In this quick article, I will explain how to save a Spark DataFrame into a CSV File without a directory.
When you write a Spark DataFrame, it creates a directory and saves all part files inside a directory, sometimes you don’t want to create a directory instead you just want a single data file (CSV, JSON, Parquet, Avro e.t.c) with the name specified in the path.
Unfortunately, Spark doesn’t support creating a data file without a folder, However, you can use the Hadoop file system library in order to achieve this.
First, Using Spark coalesce() or repartition(), create a single part (partition) file.

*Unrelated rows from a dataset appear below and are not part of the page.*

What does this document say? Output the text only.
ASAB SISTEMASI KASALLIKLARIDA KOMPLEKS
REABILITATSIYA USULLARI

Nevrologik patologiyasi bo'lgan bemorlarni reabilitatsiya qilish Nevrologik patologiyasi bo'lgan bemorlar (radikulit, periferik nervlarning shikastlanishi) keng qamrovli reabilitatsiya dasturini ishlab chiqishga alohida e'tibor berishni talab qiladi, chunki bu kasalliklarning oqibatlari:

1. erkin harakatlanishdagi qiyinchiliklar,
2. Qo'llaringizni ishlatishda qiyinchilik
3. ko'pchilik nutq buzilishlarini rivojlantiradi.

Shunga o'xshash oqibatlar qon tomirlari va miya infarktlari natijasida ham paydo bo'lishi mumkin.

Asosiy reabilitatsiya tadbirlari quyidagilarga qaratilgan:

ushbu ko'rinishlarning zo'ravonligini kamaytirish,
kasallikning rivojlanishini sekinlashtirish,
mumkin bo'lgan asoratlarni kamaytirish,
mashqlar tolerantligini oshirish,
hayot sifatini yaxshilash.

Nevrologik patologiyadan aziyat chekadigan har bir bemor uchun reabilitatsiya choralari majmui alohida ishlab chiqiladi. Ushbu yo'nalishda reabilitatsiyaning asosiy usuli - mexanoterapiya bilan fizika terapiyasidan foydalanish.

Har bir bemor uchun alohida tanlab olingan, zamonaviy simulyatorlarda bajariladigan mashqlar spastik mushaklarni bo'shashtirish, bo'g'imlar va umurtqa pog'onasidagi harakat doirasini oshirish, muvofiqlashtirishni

val spark:SparkSession = SparkSession.builder()
.master("local[3]")
.appName("SparkByExamples.com")
.getOrCreate()
val df = spark.read.option("header",true).csv("address.csv")
df.coalesce(1).write.csv("address")
The above example creates an address
directory and creates a part-000*
file along with _SUCCESS
and CRC
hidden files.
Now, Let’s use Hadoop Filesystem API to copy the part-0000*
file from the directory to the desired location with the new file name and remove the directory.
import org.apache.hadoop.conf.Configuration
import org.apache.hadoop.fs.{FileSystem, FileUtil, Path}
// Copy the actual file from Directory and Renames to custom name
val hadoopConfig = new Configuration()
val hdfs = FileSystem.get(hadoopConfig)
val srcPath=new Path("c:/tmp/address")
val destPath= new Path("c:/tmp/address_merged.csv")
val srcFile=FileUtil.listFiles(new File("c:/tmp/address"))
.filterNot(f=>f.getPath.endsWith(".csv"))(0)
//Copy the CSV file outside of Directory and rename to desired file name
FileUtil.copy(srcFile,hdfs,destPath,true,hadoopConfig)
//Removes CRC File that create from above statement
hdfs.delete(new Path(".address_merged.csv.crc"),true)
//Remove Directory created by df.write()
hdfs.delete(srcPath,true)
You can also achieve this with out using coalesce to single partition file.
Hope this helps and Happy Learning !!